The associative and distributive properties of real numbers.

(2x^{4 }– 3x^{2 }+ 5x + 3) + (6x^{3 }– 6x^{2 }+ 4x – 1) = 2x^{4 }+ 6x^{3 }– 3x^{2 }– 6x^{2 }+ 5x + 4x + 3 – 1

= 2x^{4 }+ 6x^{3 }– (3+6)x^{2 }+ (5+4)x + 2

= 2x^{4 }+ 6x^{3 }– 9x^{2 }+ 9x + 2.

** subtraction coefficient polynomial of a square:**

We subtract polynomials like addition of polynomials.

**Example 2:**

Subtract 2x^{3 }– 3x^{2 }– 1 from x^{3 }+ 5x^{2 }– 4x – 6.

**Solution:**

Using the properties of associate and distributive.

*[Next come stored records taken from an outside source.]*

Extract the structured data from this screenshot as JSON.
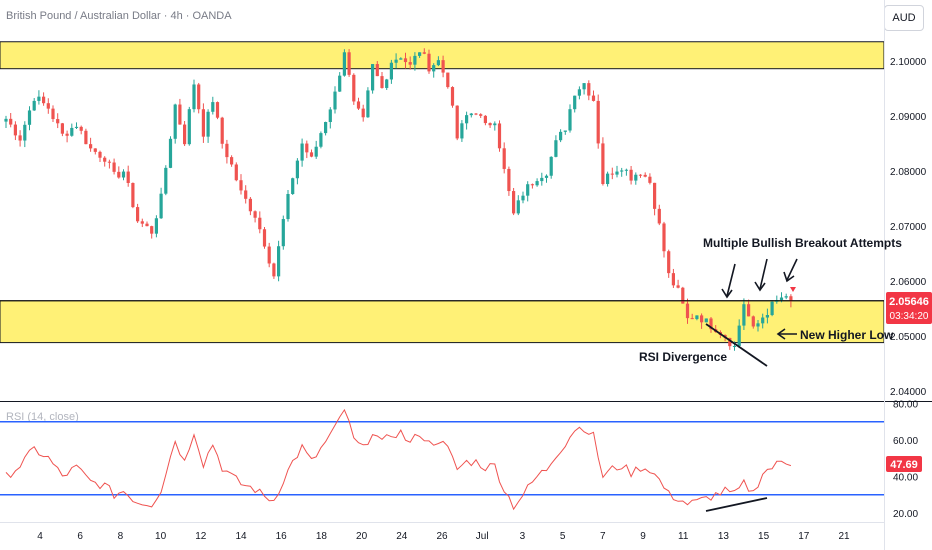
{
  "header": {
    "title": "British Pound / Australian Dollar · 4h · OANDA",
    "currency": "AUD"
  },
  "price_badge": {
    "price": "2.05646",
    "countdown": "03:34:20",
    "color": "#f23645"
  },
  "rsi_badge": {
    "value": "47.69",
    "color": "#f23645"
  },
  "indicator_label": "RSI (14, close)",
  "annotations": {
    "breakout": "Multiple Bullish Breakout Attempts",
    "higher_low": "New Higher Low",
    "divergence": "RSI Divergence"
  },
  "colors": {
    "bull": "#26a69a",
    "bear": "#ef5350",
    "zone": "#fff176",
    "rsi_line": "#ef5350",
    "rsi_levels": "#2962ff",
    "price_line": "#000000"
  },
  "chart_data": [
    {
      "type": "candlestick",
      "title": "British Pound / Australian Dollar · 4h · OANDA",
      "x_tick_labels": [
        "4",
        "6",
        "8",
        "10",
        "12",
        "14",
        "16",
        "18",
        "20",
        "24",
        "26",
        "Jul",
        "3",
        "5",
        "7",
        "9",
        "11",
        "13",
        "15",
        "17",
        "21"
      ],
      "y_tick_labels": [
        "2.04000",
        "2.05000",
        "2.06000",
        "2.07000",
        "2.08000",
        "2.09000",
        "2.10000"
      ],
      "ylim": [
        2.0365,
        2.1098
      ],
      "zones": [
        {
          "name": "resistance",
          "from": 2.0986,
          "to": 2.1035
        },
        {
          "name": "support",
          "from": 2.0488,
          "to": 2.0564
        }
      ],
      "close_anchors": [
        [
          0,
          2.0895
        ],
        [
          3,
          2.086
        ],
        [
          6,
          2.0935
        ],
        [
          9,
          2.0915
        ],
        [
          12,
          2.0865
        ],
        [
          15,
          2.0885
        ],
        [
          18,
          2.084
        ],
        [
          21,
          2.0825
        ],
        [
          23,
          2.079
        ],
        [
          25,
          2.08
        ],
        [
          28,
          2.071
        ],
        [
          31,
          2.069
        ],
        [
          33,
          2.075
        ],
        [
          36,
          2.092
        ],
        [
          38,
          2.0855
        ],
        [
          40,
          2.096
        ],
        [
          42,
          2.087
        ],
        [
          44,
          2.093
        ],
        [
          46,
          2.085
        ],
        [
          48,
          2.081
        ],
        [
          50,
          2.076
        ],
        [
          53,
          2.072
        ],
        [
          55,
          2.067
        ],
        [
          57,
          2.061
        ],
        [
          59,
          2.071
        ],
        [
          61,
          2.079
        ],
        [
          63,
          2.085
        ],
        [
          65,
          2.082
        ],
        [
          67,
          2.087
        ],
        [
          70,
          2.094
        ],
        [
          72,
          2.102
        ],
        [
          74,
          2.092
        ],
        [
          76,
          2.089
        ],
        [
          78,
          2.099
        ],
        [
          80,
          2.095
        ],
        [
          82,
          2.1
        ],
        [
          84,
          2.101
        ],
        [
          86,
          2.099
        ],
        [
          88,
          2.102
        ],
        [
          90,
          2.099
        ],
        [
          92,
          2.1
        ],
        [
          94,
          2.096
        ],
        [
          96,
          2.086
        ],
        [
          98,
          2.09
        ],
        [
          100,
          2.091
        ],
        [
          102,
          2.088
        ],
        [
          104,
          2.0895
        ],
        [
          106,
          2.08
        ],
        [
          108,
          2.072
        ],
        [
          110,
          2.076
        ],
        [
          113,
          2.079
        ],
        [
          115,
          2.08
        ],
        [
          117,
          2.085
        ],
        [
          119,
          2.088
        ],
        [
          121,
          2.0945
        ],
        [
          123,
          2.096
        ],
        [
          125,
          2.093
        ],
        [
          127,
          2.078
        ],
        [
          129,
          2.08
        ],
        [
          131,
          2.081
        ],
        [
          133,
          2.079
        ],
        [
          135,
          2.08
        ],
        [
          137,
          2.078
        ],
        [
          139,
          2.07
        ],
        [
          141,
          2.061
        ],
        [
          143,
          2.058
        ],
        [
          145,
          2.053
        ],
        [
          147,
          2.054
        ],
        [
          149,
          2.0525
        ],
        [
          151,
          2.0515
        ],
        [
          153,
          2.05
        ],
        [
          155,
          2.048
        ],
        [
          157,
          2.056
        ],
        [
          159,
          2.051
        ],
        [
          161,
          2.0535
        ],
        [
          163,
          2.0555
        ],
        [
          165,
          2.057
        ],
        [
          167,
          2.056
        ]
      ],
      "rsi": {
        "label": "RSI (14, close)",
        "y_tick_labels": [
          "20.00",
          "40.00",
          "60.00",
          "80.00"
        ],
        "ylim": [
          16,
          82
        ],
        "levels": [
          30,
          70
        ],
        "last": 47.69,
        "anchors": [
          [
            0,
            40
          ],
          [
            3,
            46
          ],
          [
            6,
            55
          ],
          [
            9,
            50
          ],
          [
            12,
            40
          ],
          [
            15,
            45
          ],
          [
            18,
            37
          ],
          [
            21,
            35
          ],
          [
            23,
            30
          ],
          [
            25,
            32
          ],
          [
            28,
            26
          ],
          [
            31,
            25
          ],
          [
            33,
            33
          ],
          [
            36,
            60
          ],
          [
            38,
            48
          ],
          [
            40,
            65
          ],
          [
            42,
            47
          ],
          [
            44,
            58
          ],
          [
            46,
            45
          ],
          [
            48,
            40
          ],
          [
            50,
            36
          ],
          [
            53,
            33
          ],
          [
            55,
            29
          ],
          [
            57,
            27
          ],
          [
            59,
            38
          ],
          [
            61,
            48
          ],
          [
            63,
            56
          ],
          [
            65,
            48
          ],
          [
            67,
            55
          ],
          [
            70,
            66
          ],
          [
            72,
            77
          ],
          [
            74,
            60
          ],
          [
            76,
            55
          ],
          [
            78,
            65
          ],
          [
            80,
            58
          ],
          [
            82,
            63
          ],
          [
            84,
            64
          ],
          [
            86,
            58
          ],
          [
            88,
            64
          ],
          [
            90,
            58
          ],
          [
            92,
            60
          ],
          [
            94,
            55
          ],
          [
            96,
            44
          ],
          [
            98,
            48
          ],
          [
            100,
            48
          ],
          [
            102,
            45
          ],
          [
            104,
            46
          ],
          [
            106,
            33
          ],
          [
            108,
            24
          ],
          [
            110,
            30
          ],
          [
            113,
            40
          ],
          [
            115,
            44
          ],
          [
            117,
            52
          ],
          [
            119,
            58
          ],
          [
            121,
            66
          ],
          [
            123,
            67
          ],
          [
            125,
            62
          ],
          [
            127,
            40
          ],
          [
            129,
            44
          ],
          [
            131,
            46
          ],
          [
            133,
            42
          ],
          [
            135,
            45
          ],
          [
            137,
            44
          ],
          [
            139,
            38
          ],
          [
            141,
            30
          ],
          [
            143,
            28
          ],
          [
            145,
            25
          ],
          [
            147,
            26
          ],
          [
            149,
            28
          ],
          [
            151,
            30
          ],
          [
            153,
            32
          ],
          [
            155,
            30
          ],
          [
            157,
            36
          ],
          [
            159,
            31
          ],
          [
            161,
            42
          ],
          [
            163,
            45
          ],
          [
            165,
            48
          ],
          [
            167,
            47.7
          ]
        ]
      }
    }
  ]
}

(x^{3 }+ 5x^{2 }– 4x – 6) – (2x^{3 }– 3x^{2 }– 1) = x^{3 }+ 5x^{2 }– 4x – 6 – 2x^{3 }+ 3x^{2 }+ 1

= x^{3 }– 2x^{3 }+ 5x^{2 }+ 3x^{2 }– 4x – 6 + 1

= (x^{3 }– 2x^{3}) + (5x^{2 }+ 3x^{2}) + (–4x) + (–6+1)

= –x^{3 }+ 8x^{2 }– 4x – 5.

## multipliying polynomial of a square

To find the multiplication of two polynomials, we use the distributive properties and the law of exponents.

**Example 3:**

Find the product of x^{3 }– 2x^{2 }– 4 and 2x^{2 }+ 3x – 1 .

**Solution:**

(x^{3 }– 2x^{2 }– 4) (2x^{2 }+ 3x – 1)

= x^{3 }(2x^{2 }+ 3x – 1) + (–2x^{2}) (2x^{2 }+ 3x – 1) + (–4) (2x^{2 }+ 3x – 1)

= (2x^{5 }+ 3x^{4 }– x^{3}) + (–4x^{4 }– 6x^{3 }+ 2x^{2}) + (–8x^{2 }– 12x + 4)

= 2x^{5 }+ 3x^{4 }– x^{3 }– 4x^{4 }– 6x^{3 }+ 2x^{2 }– 8x^{2 }– 12x + 4

= 2x^{5 }+ (3x^{4 }– 4x^{4}) + (–x^{3 }– 6x^{3}) + (2x^{2 }– 8x^{2}) + (–12x) +4

= 2x^{5 }– x^{4 }– 7x^{3 }– 6x^{2 }– 12x + 4.